Hour 36-48: Polish and deploy. Error states. Loading indicators. Mobile responsiveness. Push frontend to Vercel, backend to Railway. Share the URL.
That's it. That's the whole process. No architecture diagrams. No design reviews. No sprint planning. Just build the thing.
Stop overthinking your stack
The best AI prototype is the one that ships this weekend.
I've watched talented engineers spend weeks evaluating vector databases, debating LangChain vs LlamaIndex vs building from scratch, and setting up elaborate CI/CD pipelines — for a prototype. A prototype that, by definition, exists to test whether the idea even works.
Pick a stack. Learn it deeply. Use it for everything until you hit a wall that genuinely requires a different tool. My stack isn't the objectively best stack. It's the stack I know so well that the tools disappear and I can focus on the actual problem.

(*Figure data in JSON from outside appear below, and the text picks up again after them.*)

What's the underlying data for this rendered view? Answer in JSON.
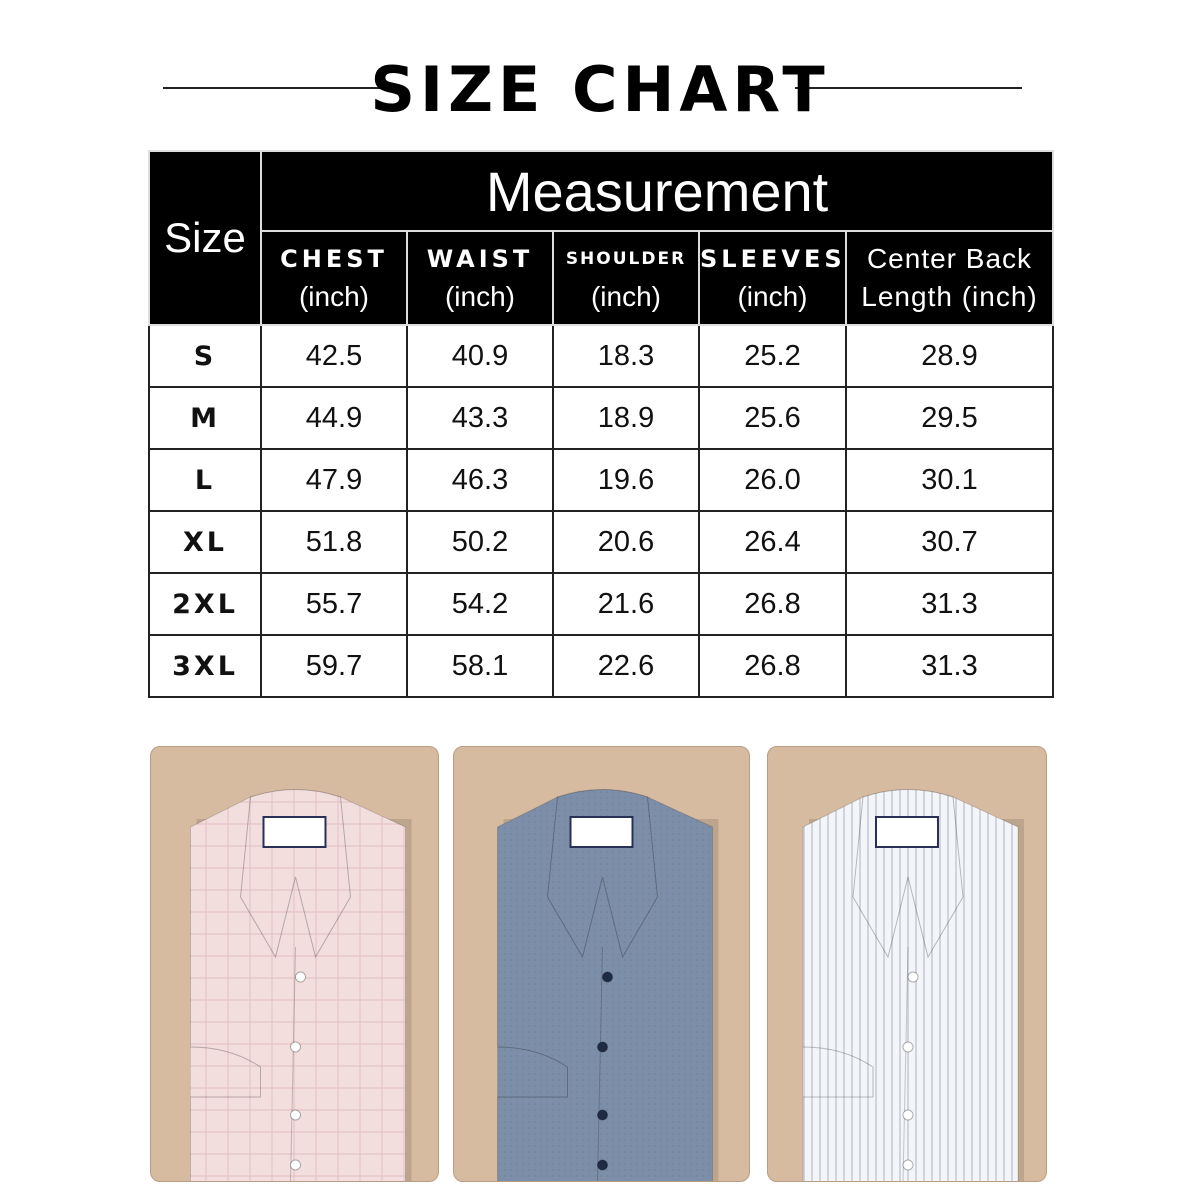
{
  "title": "SIZE CHART",
  "table": {
    "group_header": "Measurement",
    "size_header": "Size",
    "columns": [
      {
        "name": "CHEST",
        "unit": "(inch)"
      },
      {
        "name": "WAIST",
        "unit": "(inch)"
      },
      {
        "name": "SHOULDER",
        "unit": "(inch)"
      },
      {
        "name": "SLEEVES",
        "unit": "(inch)"
      },
      {
        "name": "Center Back",
        "unit": "Length (inch)"
      }
    ],
    "rows": [
      {
        "size": "S",
        "values": [
          "42.5",
          "40.9",
          "18.3",
          "25.2",
          "28.9"
        ]
      },
      {
        "size": "M",
        "values": [
          "44.9",
          "43.3",
          "18.9",
          "25.6",
          "29.5"
        ]
      },
      {
        "size": "L",
        "values": [
          "47.9",
          "46.3",
          "19.6",
          "26.0",
          "30.1"
        ]
      },
      {
        "size": "XL",
        "values": [
          "51.8",
          "50.2",
          "20.6",
          "26.4",
          "30.7"
        ]
      },
      {
        "size": "2XL",
        "values": [
          "55.7",
          "54.2",
          "21.6",
          "26.8",
          "31.3"
        ]
      },
      {
        "size": "3XL",
        "values": [
          "59.7",
          "58.1",
          "22.6",
          "26.8",
          "31.3"
        ]
      }
    ]
  },
  "shirts": [
    {
      "color": "pink check",
      "body": "#f3dede",
      "pattern": "#e6c3c6",
      "button": "#ffffff"
    },
    {
      "color": "blue",
      "body": "#7d8fa8",
      "pattern": "#6f8099",
      "button": "#1f2a44"
    },
    {
      "color": "white stripe",
      "body": "#f4f5f8",
      "pattern": "#9aa3b8",
      "button": "#ffffff"
    }
  ],
  "colors": {
    "panel_bg": "#d6bba1",
    "header_bg": "#000000"
  }
}
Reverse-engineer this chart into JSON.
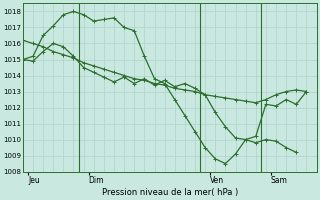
{
  "background_color": "#c8e8e0",
  "grid_color": "#b0d0cc",
  "line_color": "#2d6e2d",
  "ylabel": "Pression niveau de la mer( hPa )",
  "ylim": [
    1008,
    1018.5
  ],
  "ylim_display": [
    1008,
    1018
  ],
  "yticks": [
    1008,
    1009,
    1010,
    1011,
    1012,
    1013,
    1014,
    1015,
    1016,
    1017,
    1018
  ],
  "xtick_labels": [
    "Jeu",
    "Dim",
    "Ven",
    "Sam"
  ],
  "xtick_positions": [
    0.5,
    6.5,
    18.5,
    24.5
  ],
  "vline_positions": [
    5.5,
    17.5,
    23.5
  ],
  "xlim": [
    0,
    29
  ],
  "series1_x": [
    0,
    1,
    2,
    3,
    4,
    5,
    6,
    7,
    8,
    9,
    10,
    11,
    12,
    13,
    14,
    15,
    16,
    17,
    18,
    19,
    20,
    21,
    22,
    23,
    24,
    25,
    26,
    27,
    28
  ],
  "series1_y": [
    1016.2,
    1016.0,
    1015.8,
    1015.5,
    1015.3,
    1015.1,
    1014.8,
    1014.6,
    1014.4,
    1014.2,
    1014.0,
    1013.8,
    1013.7,
    1013.5,
    1013.4,
    1013.2,
    1013.1,
    1013.0,
    1012.8,
    1012.7,
    1012.6,
    1012.5,
    1012.4,
    1012.3,
    1012.5,
    1012.8,
    1013.0,
    1013.1,
    1013.0
  ],
  "series2_x": [
    0,
    1,
    2,
    3,
    4,
    5,
    6,
    7,
    8,
    9,
    10,
    11,
    12,
    13,
    14,
    15,
    16,
    17,
    18,
    19,
    20,
    21,
    22,
    23,
    24,
    25,
    26,
    27
  ],
  "series2_y": [
    1015.0,
    1015.2,
    1016.5,
    1017.1,
    1017.8,
    1018.0,
    1017.8,
    1017.4,
    1017.5,
    1017.6,
    1017.0,
    1016.8,
    1015.2,
    1013.8,
    1013.5,
    1012.5,
    1011.5,
    1010.5,
    1009.5,
    1008.8,
    1008.5,
    1009.1,
    1010.0,
    1009.8,
    1010.0,
    1009.9,
    1009.5,
    1009.2
  ],
  "series3_x": [
    0,
    1,
    2,
    3,
    4,
    5,
    6,
    7,
    8,
    9,
    10,
    11,
    12,
    13,
    14,
    15,
    16,
    17,
    18,
    19,
    20,
    21,
    22,
    23,
    24,
    25,
    26,
    27,
    28
  ],
  "series3_y": [
    1015.0,
    1014.9,
    1015.5,
    1016.0,
    1015.8,
    1015.2,
    1014.5,
    1014.2,
    1013.9,
    1013.6,
    1013.9,
    1013.5,
    1013.8,
    1013.4,
    1013.7,
    1013.3,
    1013.5,
    1013.2,
    1012.8,
    1011.7,
    1010.8,
    1010.1,
    1010.0,
    1010.2,
    1012.2,
    1012.1,
    1012.5,
    1012.2,
    1013.0
  ]
}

SALAMA didn't ship in a week because I picked the perfect technologies. It shipped because I didn't waste a single hour on decisions I'd already made. The vector DB was pgvector because it's always pgvector. The frontend was Next.js because it's always Next.js. The backend was FastAPI because it's always FastAPI.
Make your decisions once. Then go build something.